For anyone watching the stock tickers yesterday (and maybe today…), it was ugly. Dropping over 2%, the stock market had its worst day of the year so far, with the S&P 500 and Dow Jones posting their worst day since last August. Brought on by poor employment and manufacturing numbers and exacerbated by Moody’s downgrade of Greece, the drop has been a long time in the making, in our opinion. In May alone, 28 of the 35 economic reports that came out were negative, and yet the stock market kept chugging along.
Now, typically, we aren’t the ones to see one bad day in stocks and assume the bear market is on (although we would love to see that). But Josh Brown over at The Reformed Broker shared a Kimble Charting Solutions graph that points out an eerie similarity between the ramp up to the credit crisis and our current economic state. We’ve been saying for a while to diversify now – not after the market crashes- and this is yet another shot across the bow to those long the stock market. [Click the chart to enlarge]
[Past performance is not necessarily indicative of future results]

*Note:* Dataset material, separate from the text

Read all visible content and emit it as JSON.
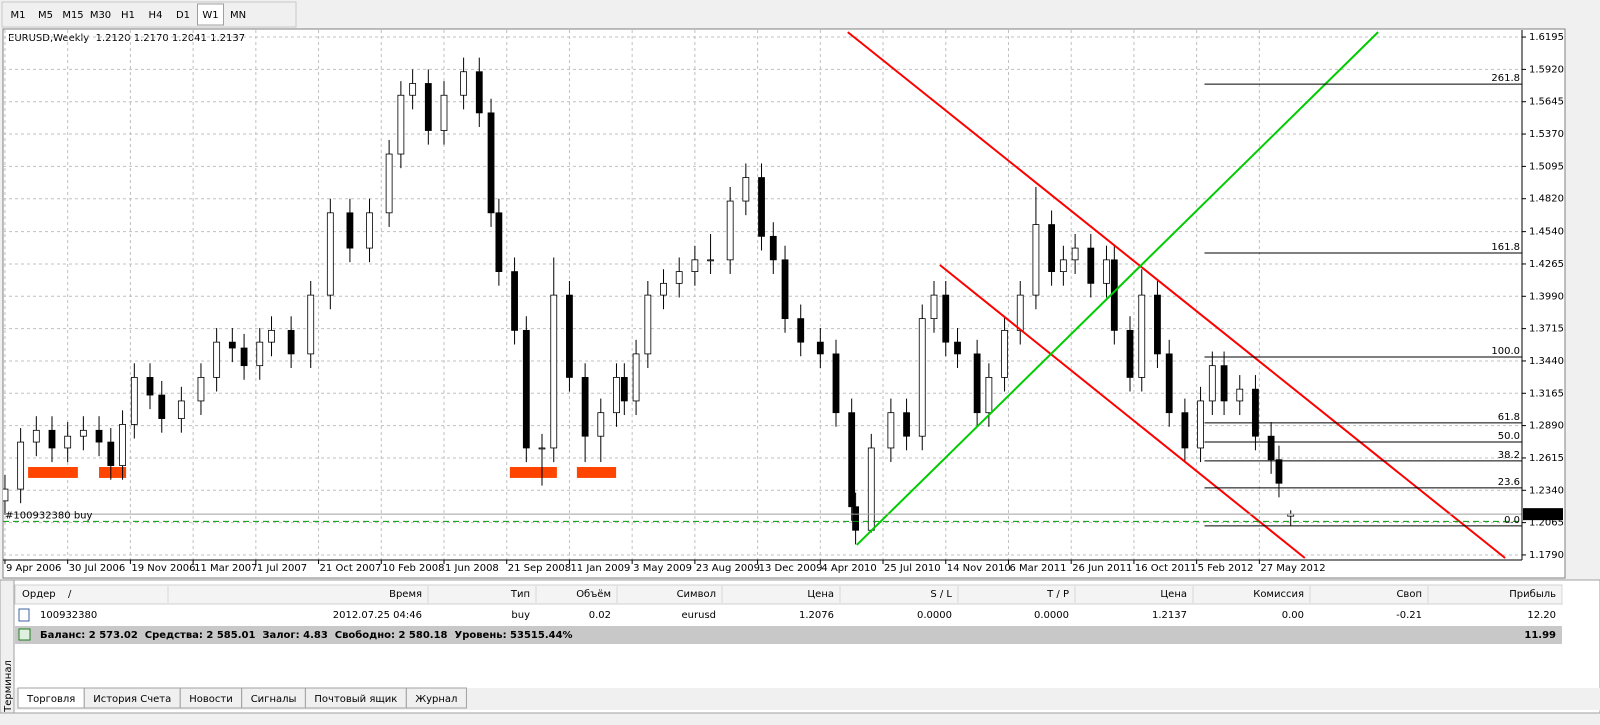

What the data shows is a repeat of the split between high yield funds and long bonds. It started back in 2006, when people were just beginning to question what was driving stocks and when it would give out, and we all know how things played out in 2008.
We’re hoping that things don’t blow up for the sake of the average person’s 401k, but at the same time wouldn’t mind seeing another big leg down in stocks (a la 2008) to really push the point home that you need something other than stocks and bonds (ahem…managed futures) in your portfolio.
And, as we have contended since the beginning of the year – we think the returns for managed futures will come from down trends in commodities this year, not from ever higher highs. Another down leg in stocks would be just the catalyst for grains, energies, softs, metals, and more to retrace a good portion of the large move up they have made since 2009.